How to check for DPM performance issues while backing-up to disk
In such a DPM Performance issue while backing-up to disk, you will need to check a variety of steps, like the following:
- Check the Resource monitor on both the DPM server and the protected computer and select DPMRA and System processes during a Consistency Check. Check the disk IO and see if you have any bottleneck.
- Double-check the replica size and make sure you have enough space allocated.
- Involve the storage/disk vendor/manufacturer to further check for any hardware issues.
- Check for any errors on the VSS writers on the DPM server, by running the VSSADMIN LIST PROVIDERS and VSSADMIN LIST WRITERS .
- Check for any errors in the Event Viewer of the DPM and the target computer logs..
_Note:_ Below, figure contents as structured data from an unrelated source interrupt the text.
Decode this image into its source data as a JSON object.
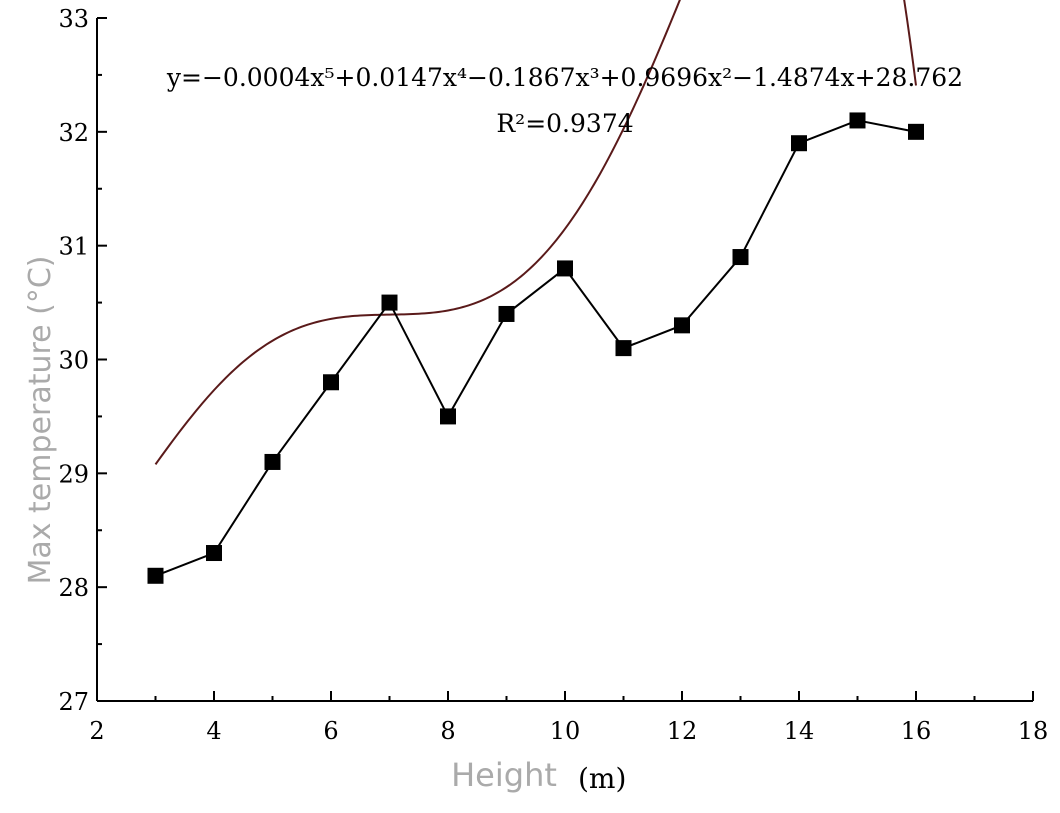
{
  "chart_data": {
    "type": "line",
    "xlabel": "Height",
    "xunit": "(m)",
    "ylabel": "Max temperature (°C)",
    "xlim": [
      2,
      18
    ],
    "ylim": [
      27,
      33
    ],
    "xticks": [
      2,
      4,
      6,
      8,
      10,
      12,
      14,
      16,
      18
    ],
    "yticks": [
      27,
      28,
      29,
      30,
      31,
      32,
      33
    ],
    "grid": false,
    "series": [
      {
        "style": "line-with-square-markers",
        "color": "#000000",
        "x": [
          3,
          4,
          5,
          6,
          7,
          8,
          9,
          10,
          11,
          12,
          13,
          14,
          15,
          16
        ],
        "y": [
          28.1,
          28.3,
          29.1,
          29.8,
          30.5,
          29.5,
          30.4,
          30.8,
          30.1,
          30.3,
          30.9,
          31.9,
          32.1,
          32.0
        ]
      },
      {
        "style": "polynomial-fit",
        "color": "#5a1a1a",
        "coefficients": [
          28.762,
          -1.4874,
          0.9696,
          -0.1867,
          0.0147,
          -0.0004
        ],
        "x_range": [
          3,
          16
        ]
      }
    ],
    "annotations": {
      "equation": "y=−0.0004x⁵+0.0147x⁴−0.1867x³+0.9696x²−1.4874x+28.762",
      "r_squared": "R²=0.9374"
    }
  }
}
- Check for any issues with the transfer rates on your disks. (Test with some file Copy > paste operations, between the disks by using a lot of big and different types of files.
A datasource with many small files will usually take longer than a datasource with fewer, larger files.)
- Run the chkntfs command (If no switches are specified, chkntfs displays the status of the dirty bit for each drive) on your drives.
- Adjust the pagefile size to the recommended one for DPM: https://technet.microsoft.com/en-gb/library/hh757757.aspx
Pagefile |
1.5 times the amount of RAM on the computer. |
0.2 percent of the combined size of all recovery point volumes, in addition to the minimum requirement size (1.5 times the amount of RAM on the computer). |
Note: Because the consistency check only shows you the number of bytes you have transfered since the CC started, it may take an hour of CRC checking, to discover 1GB of data that has actually changed, so in that 1 hr, you will only see DPM transfer 1GB, that DOES NOT mean that the trasfer rate is 1GB / hr. It may go several hours and not transfer any data.
- You may try to disable the Last Access Time update on the DPM server and the protected servers and check again.
HKEY_LOCAL_MACHINE\SYSTEM\CurrentControlSet\Control\FileSystem
Value Name: NtfsDisableLastAccessUpdate
Data Type : REG_DWORD
Data : 1
- Check for any errors in the DPM logs:
This is the plan, in order to collect some DPM (Data Protection Manager) verbose logs (that way, the DPM log files will contain MUCH MORE logging to help troubleshoot issues). Make sure that no jobs are active or scheduled to run, while performing the following steps.To enable full VERBOSE logging add the following on both the primary and secondary DPM Server:
Go to the registry: HKLM\Software\Microsoft\Microsoft Data Protection Manager
Add a DWORD value, named: TraceLogLevel and set it to 0x43e
>Stop the DPM services that you want to enable verbose logging for.. ( DPM AccessManager Service, MSDPM service, etc..).
>Delete all the old logs.
The DPM SERVER 2010 (or if upgraded to DPM 2012) Logs are in the C:\Program files\Microsoft DPM\DPM\temp folder.
The DPM SERVER 2012 logs are in the C:\Program Files\System Center 2012\DPM\DPM\temp folder.
The PROTECTED SERVER logs are in C:\Program files\Microsoft Data Protection Manager\DPM\temp
>Now you just need to reproduce the issue.
Note: After you reproduce the issue, be sure to delete or rename the TraceLogLevel registry setting and restart the DPM services (so non-Verbose logging takes place again).
- Check for any DPM throttling on the agents (in DPM console > Management > click on agent > Action > Throttling.. )
- Modify the Protection Group or recreate it… and then, run a consistency check.
- Exclude the DPM installation folder from real-time scan of AV software on DPM server and the protected servers.
- You may need to evaluate, how large data need to copy and what kind of data is critical. You can separate those data into the two categories, one is critical and another is non-critical.
For the critical data, you can configure DPM incremental backup every day. For the non-critical data, you can configure incremental backup every 2 days.
- You can also run a performance monitor. Capture a Performance Monitor log when the problem is reproduced, so you clarify if there are any performance issues on the DPM and the protected computer.
Add "All counters" and "All instances" for each of the following:
• Memory
• Network Interface
• Objects
• Paging File
• Physical Disk
• Process
• Processor
• Redirector
• Server
• Server Work Queues
• System
Reproduce the problem, after that, click "stop button" to stop performance monitor and collect/analyze the data.
- Capture a Network Monitor trace when the problem is reproduced:
• Download Network Monitor https://www.microsoft.com/en-us/download/details.aspx?id=4865
• Install and run the tool at the DPM server and the protected server.
• Trigger a backup job.
• After the job completes, stop, save and analyze the captures.